В час ночи мы с Альфонсо в самом деле простились, как старые друзья, взаимно довольные друг другом. Без его знания тапачульского Коцоуркова мы бы угробили в этой дыре не меньше недели.
Лениво тянутся минуты, то здесь, то там в отдаленной Тапачуле раздается собачий лай, некоторое время звучит ответный, затем все снова затихает. При свете карманного фонаря дополняем дневниковые записи, строим планы, сколько всего нас ждет в столице.
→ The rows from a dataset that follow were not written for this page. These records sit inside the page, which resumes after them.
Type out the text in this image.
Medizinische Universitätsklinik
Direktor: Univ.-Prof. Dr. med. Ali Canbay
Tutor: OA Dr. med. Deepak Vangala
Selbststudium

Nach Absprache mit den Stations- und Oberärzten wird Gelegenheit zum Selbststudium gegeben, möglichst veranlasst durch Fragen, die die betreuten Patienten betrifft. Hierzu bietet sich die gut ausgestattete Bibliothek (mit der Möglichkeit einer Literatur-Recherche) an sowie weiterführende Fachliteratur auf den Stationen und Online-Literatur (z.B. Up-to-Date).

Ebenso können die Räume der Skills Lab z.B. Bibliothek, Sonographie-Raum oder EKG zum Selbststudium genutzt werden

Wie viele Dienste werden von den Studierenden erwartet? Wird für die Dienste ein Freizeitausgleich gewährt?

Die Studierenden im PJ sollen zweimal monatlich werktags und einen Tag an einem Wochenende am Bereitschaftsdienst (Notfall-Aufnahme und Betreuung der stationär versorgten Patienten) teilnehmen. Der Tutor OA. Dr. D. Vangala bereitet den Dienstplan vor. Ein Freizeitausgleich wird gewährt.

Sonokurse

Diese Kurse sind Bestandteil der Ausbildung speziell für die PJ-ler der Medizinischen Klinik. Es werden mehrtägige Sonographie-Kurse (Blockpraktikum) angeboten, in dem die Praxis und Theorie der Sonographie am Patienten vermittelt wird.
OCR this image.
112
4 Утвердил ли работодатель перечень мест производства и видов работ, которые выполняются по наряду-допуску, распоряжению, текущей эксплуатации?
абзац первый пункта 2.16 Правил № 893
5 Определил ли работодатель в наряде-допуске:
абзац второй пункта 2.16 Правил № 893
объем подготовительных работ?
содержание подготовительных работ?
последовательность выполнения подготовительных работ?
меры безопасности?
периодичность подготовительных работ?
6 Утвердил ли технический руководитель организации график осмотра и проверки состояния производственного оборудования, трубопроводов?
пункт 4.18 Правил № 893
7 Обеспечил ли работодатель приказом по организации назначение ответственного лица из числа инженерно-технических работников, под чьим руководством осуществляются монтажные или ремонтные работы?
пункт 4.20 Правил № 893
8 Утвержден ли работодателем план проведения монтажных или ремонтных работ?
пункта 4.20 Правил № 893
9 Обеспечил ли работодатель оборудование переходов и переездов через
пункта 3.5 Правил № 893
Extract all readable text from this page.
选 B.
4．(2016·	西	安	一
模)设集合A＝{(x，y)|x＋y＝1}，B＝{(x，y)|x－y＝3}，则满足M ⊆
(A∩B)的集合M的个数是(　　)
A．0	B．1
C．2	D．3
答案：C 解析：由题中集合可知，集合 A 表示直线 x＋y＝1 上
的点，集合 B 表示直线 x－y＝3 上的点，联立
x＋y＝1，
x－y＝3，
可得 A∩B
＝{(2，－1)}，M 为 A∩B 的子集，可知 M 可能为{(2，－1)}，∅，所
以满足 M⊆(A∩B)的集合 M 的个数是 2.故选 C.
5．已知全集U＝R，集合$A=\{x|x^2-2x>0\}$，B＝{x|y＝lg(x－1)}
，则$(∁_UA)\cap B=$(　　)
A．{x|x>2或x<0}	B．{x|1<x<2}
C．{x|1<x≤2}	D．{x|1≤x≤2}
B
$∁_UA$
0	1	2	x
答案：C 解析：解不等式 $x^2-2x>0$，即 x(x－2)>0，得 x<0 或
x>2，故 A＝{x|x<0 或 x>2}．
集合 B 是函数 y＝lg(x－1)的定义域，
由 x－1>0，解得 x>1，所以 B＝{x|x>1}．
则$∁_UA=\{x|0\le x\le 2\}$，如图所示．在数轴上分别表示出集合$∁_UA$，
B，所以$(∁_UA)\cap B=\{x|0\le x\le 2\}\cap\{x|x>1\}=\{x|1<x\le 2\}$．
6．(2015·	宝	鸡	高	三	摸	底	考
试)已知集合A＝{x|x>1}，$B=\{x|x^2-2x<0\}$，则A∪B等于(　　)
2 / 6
— А как, Юрко, рука уже не болит?
— Болит здорово. Чем дальше, тем сильней. В Мехико придется с нею что-то предпринимать.
Внизу послышались шаги, из тьмы появился дежурный по станции. Хороший признак.
— Так что, едем?
— Что вы! Рог la marianita, утречком, сеньор, утречком. Немножко терпения. У нас поезд сошел с рельсов.
— Это было вчера в полдень. Разве его еще не подняли?
— Да нет же, поставили. Только вечером он сошел снова.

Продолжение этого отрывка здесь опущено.